The first molecular scale simulation of highly entangled polydisperse homopolymers that is capable of capturing all three regions--no slip, weak slip, and strong slip--of the hydrodynamic boundary condition is presented. An on-lattice dynamic Monte Carlo technique capable of correctly capturing both unentangled and entangled polymer dynamics is used to study the molecular details of wall slip phenomena for homopolymers and energetically neutral walls. For unentangled chains (those exhibiting Rouse dynamics) weak slip is not present but evidence of strong slip is manifest at very high shear rates. For entangled chains (of sufficient length to exhibit reptation dynamics), both weak and strong slip are observed. Consistent with numerous experimental studies, disentanglement and cohesive failure occur at high shear rates. Disentanglement is clearly evidenced in a nonlinear velocity profile that exhibits shear banding, in an excess of chain ends at the slip plane, and perhaps most importantly in a nonmonotonic stress versus shear rate response.
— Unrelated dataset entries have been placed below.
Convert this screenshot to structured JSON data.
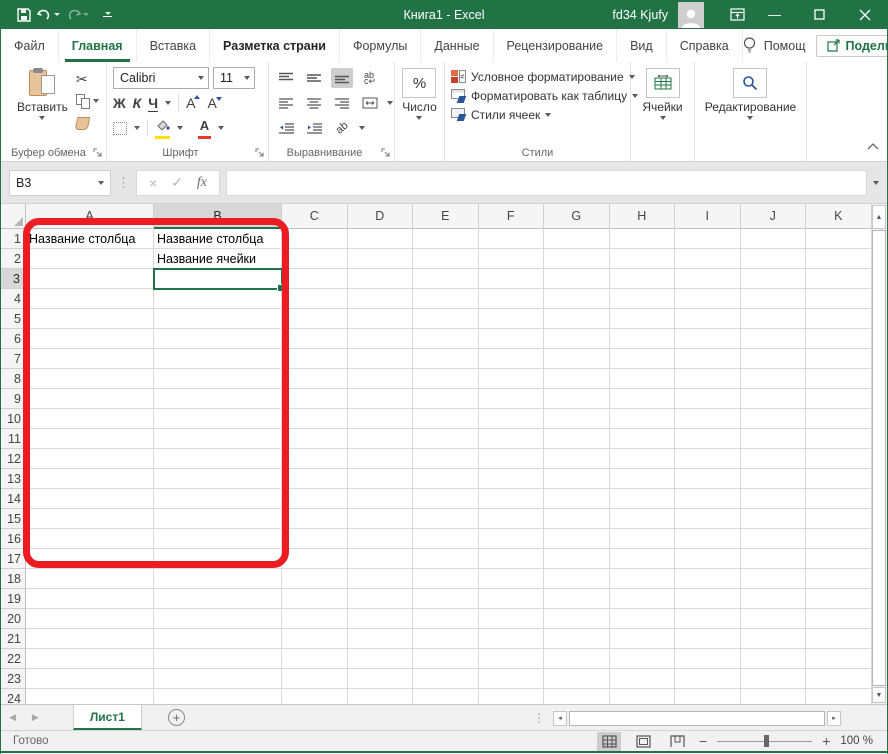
{
  "titlebar": {
    "title": "Книга1 - Excel",
    "user": "fd34 Kjufy"
  },
  "tabs": [
    {
      "label": "Файл"
    },
    {
      "label": "Главная"
    },
    {
      "label": "Вставка"
    },
    {
      "label": "Разметка страни"
    },
    {
      "label": "Формулы"
    },
    {
      "label": "Данные"
    },
    {
      "label": "Рецензирование"
    },
    {
      "label": "Вид"
    },
    {
      "label": "Справка"
    }
  ],
  "help_label": "Помощ",
  "share_label": "Поделиться",
  "ribbon": {
    "clipboard": {
      "label": "Буфер обмена",
      "paste": "Вставить"
    },
    "font": {
      "label": "Шрифт",
      "family": "Calibri",
      "size": "11",
      "bold": "Ж",
      "italic": "К",
      "underline": "Ч",
      "grow": "А",
      "shrink": "А",
      "color_letter": "А"
    },
    "alignment": {
      "label": "Выравнивание",
      "wrap_top": "ab",
      "wrap_bottom": "c",
      "orient": "ab"
    },
    "number": {
      "label": "Число",
      "percent": "%"
    },
    "styles": {
      "label": "Стили",
      "conditional": "Условное форматирование",
      "format_table": "Форматировать как таблицу",
      "cell_styles": "Стили ячеек"
    },
    "cells": {
      "label": "Ячейки"
    },
    "editing": {
      "label": "Редактирование"
    }
  },
  "formula_bar": {
    "name_box": "B3",
    "cancel": "×",
    "confirm": "✓",
    "fx": "fx",
    "value": ""
  },
  "grid": {
    "columns": [
      "A",
      "B",
      "C",
      "D",
      "E",
      "F",
      "G",
      "H",
      "I",
      "J",
      "K"
    ],
    "row_count": 24,
    "cells": [
      {
        "ref": "A1",
        "text": "Название столбца"
      },
      {
        "ref": "B1",
        "text": "Название столбца"
      },
      {
        "ref": "B2",
        "text": "Название ячейки"
      }
    ],
    "selected_cell": "B3",
    "selected_column": "B",
    "selected_row": 3
  },
  "sheet_bar": {
    "sheet": "Лист1",
    "nav_left": "◀",
    "nav_right": "▶",
    "add": "+",
    "dots": "⋮"
  },
  "status_bar": {
    "status": "Готово",
    "zoom_out": "−",
    "zoom_in": "+",
    "zoom": "100 %"
  },
  "icons": {
    "scissors": "✂",
    "formula_dots": "⋮",
    "vscroll_up": "▲",
    "vscroll_down": "▼",
    "hscroll_left": "◂",
    "hscroll_right": "▸",
    "minimize": "—"
  },
  "colors": {
    "accent": "#217346",
    "annotation": "#ec1c24",
    "highlight_yellow": "#ffe100",
    "font_red": "#e23b2e"
  }
}
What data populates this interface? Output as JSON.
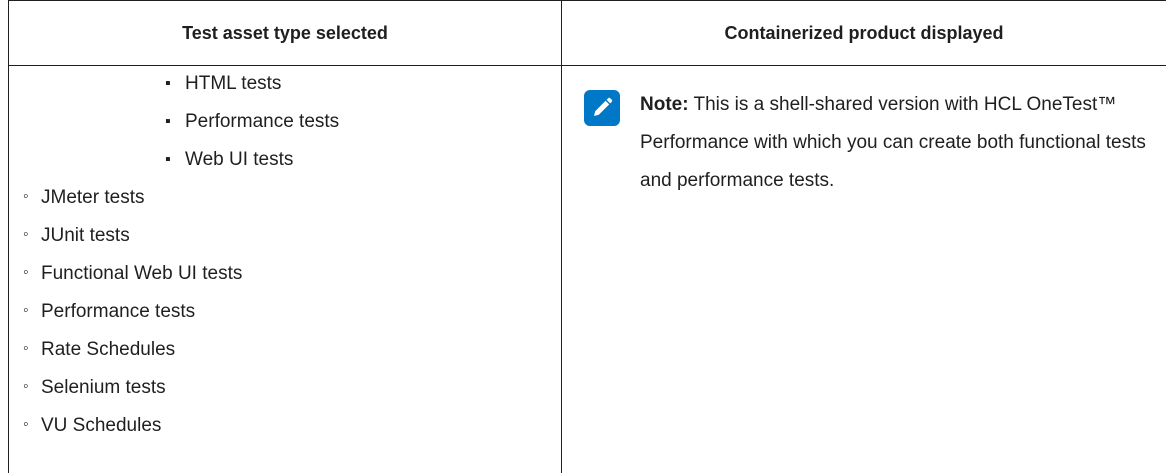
{
  "table": {
    "headers": [
      "Test asset type selected",
      "Containerized product displayed"
    ],
    "nested_items": [
      "HTML tests",
      "Performance tests",
      "Web UI tests"
    ],
    "nested_bullet": "▪",
    "outer_items": [
      "JMeter tests",
      "JUnit tests",
      "Functional Web UI tests",
      "Performance tests",
      "Rate Schedules",
      "Selenium tests",
      "VU Schedules"
    ],
    "outer_bullet": "◦",
    "note": {
      "label": "Note:",
      "text": "This is a shell-shared version with HCL OneTest™ Performance with which you can create both functional tests and performance tests.",
      "icon": "pencil-icon",
      "icon_color": "#0078c8"
    }
  }
}
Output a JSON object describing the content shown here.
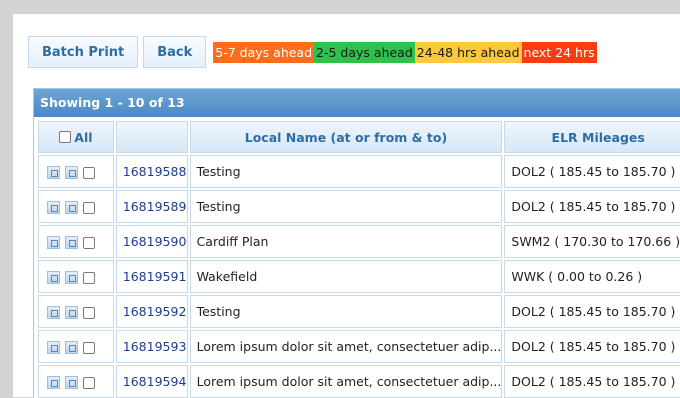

The chain end density exhibits a pretransitional periodicity prior to disentanglement. Unentangled Rouse chains do not show this pretransitional response or a bifurcation in their stress versus shear rate response. Finally, it is shown that when polydispersity is introduced, slip phenomena are severely reduced and the inherent constitutive bifurcation is limited to a small region. Predictions are in post facto agreement with many experiments, are distinct from existing results obtained using molecular dynamics simulation techniques, and shed light on fundamental mechanisms of polymer wall slip.